I have a list of titles and descriptions in a table which are indexed in a tsvector column. How can I implement Google Search like full text search functionality in Postgres for these fields. I tried various functions offered by standard Postgres like

to_tsquery('apple | orange') -- apple | orange

This function returns rows as long as it has one of these terms so it doesn't produce highly relevant results at top which should have both of the terms.

plainto_tsquery('apple orange') -- apple & orange

This function requires all of the terms in the query. But I want results including both apple and orange first but can still have results including even one of these terms just later in the results.

phraseto_tsquery('apple orange') -- apple <> orange

This function only matches orange followed by apple but not vice versa. But for me orange <> apple is also still relevant.

I also tried websearch_to_tsquery() but it behaves very similar to above functions.

How can I ask Postgres to list highly relevant rows first which contains most of the terms in the search query no matter the order of the terms and then followed by rows with less number of terms?

1

1 Answers

0
votes
to_tsquery('apple | orange')   --  apple | orange

This function returns rows as long as it has one of these terms so it doesn't produce highly relevant results at top which should have both of the terms.

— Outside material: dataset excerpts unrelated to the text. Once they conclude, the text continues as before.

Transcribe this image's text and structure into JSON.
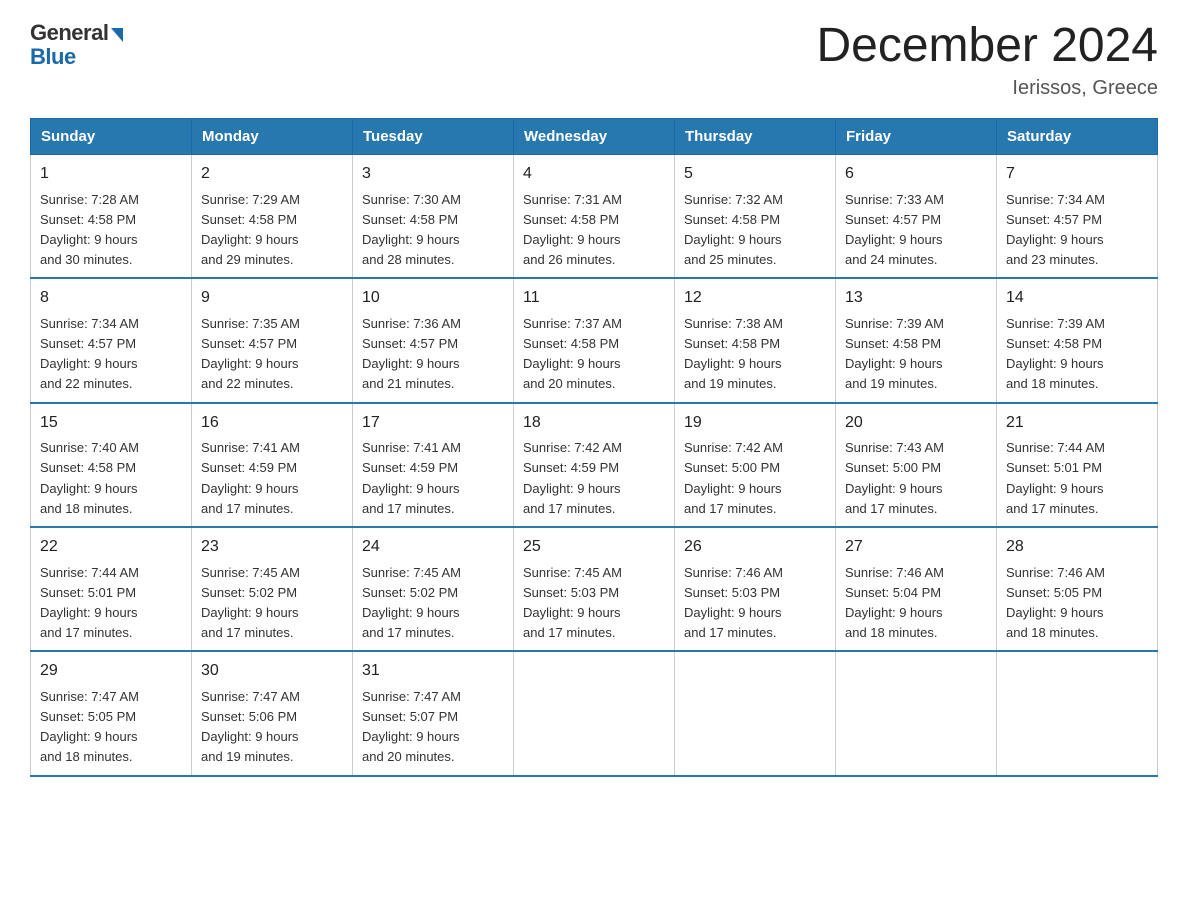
{
  "header": {
    "logo_general": "General",
    "logo_blue": "Blue",
    "month_title": "December 2024",
    "location": "Ierissos, Greece"
  },
  "weekdays": [
    "Sunday",
    "Monday",
    "Tuesday",
    "Wednesday",
    "Thursday",
    "Friday",
    "Saturday"
  ],
  "weeks": [
    [
      {
        "day": "1",
        "sunrise": "7:28 AM",
        "sunset": "4:58 PM",
        "daylight": "9 hours and 30 minutes."
      },
      {
        "day": "2",
        "sunrise": "7:29 AM",
        "sunset": "4:58 PM",
        "daylight": "9 hours and 29 minutes."
      },
      {
        "day": "3",
        "sunrise": "7:30 AM",
        "sunset": "4:58 PM",
        "daylight": "9 hours and 28 minutes."
      },
      {
        "day": "4",
        "sunrise": "7:31 AM",
        "sunset": "4:58 PM",
        "daylight": "9 hours and 26 minutes."
      },
      {
        "day": "5",
        "sunrise": "7:32 AM",
        "sunset": "4:58 PM",
        "daylight": "9 hours and 25 minutes."
      },
      {
        "day": "6",
        "sunrise": "7:33 AM",
        "sunset": "4:57 PM",
        "daylight": "9 hours and 24 minutes."
      },
      {
        "day": "7",
        "sunrise": "7:34 AM",
        "sunset": "4:57 PM",
        "daylight": "9 hours and 23 minutes."
      }
    ],
    [
      {
        "day": "8",
        "sunrise": "7:34 AM",
        "sunset": "4:57 PM",
        "daylight": "9 hours and 22 minutes."
      },
      {
        "day": "9",
        "sunrise": "7:35 AM",
        "sunset": "4:57 PM",
        "daylight": "9 hours and 22 minutes."
      },
      {
        "day": "10",
        "sunrise": "7:36 AM",
        "sunset": "4:57 PM",
        "daylight": "9 hours and 21 minutes."
      },
      {
        "day": "11",
        "sunrise": "7:37 AM",
        "sunset": "4:58 PM",
        "daylight": "9 hours and 20 minutes."
      },
      {
        "day": "12",
        "sunrise": "7:38 AM",
        "sunset": "4:58 PM",
        "daylight": "9 hours and 19 minutes."
      },
      {
        "day": "13",
        "sunrise": "7:39 AM",
        "sunset": "4:58 PM",
        "daylight": "9 hours and 19 minutes."
      },
      {
        "day": "14",
        "sunrise": "7:39 AM",
        "sunset": "4:58 PM",
        "daylight": "9 hours and 18 minutes."
      }
    ],
    [
      {
        "day": "15",
        "sunrise": "7:40 AM",
        "sunset": "4:58 PM",
        "daylight": "9 hours and 18 minutes."
      },
      {
        "day": "16",
        "sunrise": "7:41 AM",
        "sunset": "4:59 PM",
        "daylight": "9 hours and 17 minutes."
      },
      {
        "day": "17",
        "sunrise": "7:41 AM",
        "sunset": "4:59 PM",
        "daylight": "9 hours and 17 minutes."
      },
      {
        "day": "18",
        "sunrise": "7:42 AM",
        "sunset": "4:59 PM",
        "daylight": "9 hours and 17 minutes."
      },
      {
        "day": "19",
        "sunrise": "7:42 AM",
        "sunset": "5:00 PM",
        "daylight": "9 hours and 17 minutes."
      },
      {
        "day": "20",
        "sunrise": "7:43 AM",
        "sunset": "5:00 PM",
        "daylight": "9 hours and 17 minutes."
      },
      {
        "day": "21",
        "sunrise": "7:44 AM",
        "sunset": "5:01 PM",
        "daylight": "9 hours and 17 minutes."
      }
    ],
    [
      {
        "day": "22",
        "sunrise": "7:44 AM",
        "sunset": "5:01 PM",
        "daylight": "9 hours and 17 minutes."
      },
      {
        "day": "23",
        "sunrise": "7:45 AM",
        "sunset": "5:02 PM",
        "daylight": "9 hours and 17 minutes."
      },
      {
        "day": "24",
        "sunrise": "7:45 AM",
        "sunset": "5:02 PM",
        "daylight": "9 hours and 17 minutes."
      },
      {
        "day": "25",
        "sunrise": "7:45 AM",
        "sunset": "5:03 PM",
        "daylight": "9 hours and 17 minutes."
      },
      {
        "day": "26",
        "sunrise": "7:46 AM",
        "sunset": "5:03 PM",
        "daylight": "9 hours and 17 minutes."
      },
      {
        "day": "27",
        "sunrise": "7:46 AM",
        "sunset": "5:04 PM",
        "daylight": "9 hours and 18 minutes."
      },
      {
        "day": "28",
        "sunrise": "7:46 AM",
        "sunset": "5:05 PM",
        "daylight": "9 hours and 18 minutes."
      }
    ],
    [
      {
        "day": "29",
        "sunrise": "7:47 AM",
        "sunset": "5:05 PM",
        "daylight": "9 hours and 18 minutes."
      },
      {
        "day": "30",
        "sunrise": "7:47 AM",
        "sunset": "5:06 PM",
        "daylight": "9 hours and 19 minutes."
      },
      {
        "day": "31",
        "sunrise": "7:47 AM",
        "sunset": "5:07 PM",
        "daylight": "9 hours and 20 minutes."
      },
      null,
      null,
      null,
      null
    ]
  ],
  "labels": {
    "sunrise": "Sunrise:",
    "sunset": "Sunset:",
    "daylight": "Daylight:"
  }
}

Unless you tell it how to order the rows, rows of a single query are returned in arbitrary order. There is no "top" without an ORDER BY, there is just something which happens to be seen first.

How can I ask Postgres to list highly relevant rows first which contains most of the terms in the search query no matter the order of the terms and then followed by rows with less number of terms?

Use the | operator, then rank those rows using ts_rank, ts_rank_cd, or a custom ranking function you write yourself. For performance, you might want to use the & operator first, then revert to | if you don't get enough rows.

The built in ranking functions don't care about order, but also don't care about proximity. So they might not do what you want. But writing your own won't be particularly easy, so I'd at least try them out first.

It would be nice if the introduction of websearch_to_tsquery or phraseto_tsquery had also introduced some corresponding ranking functions. But since they invented only ordered proximity, not proximity without order, it is unlikely they would do you want if they did exist.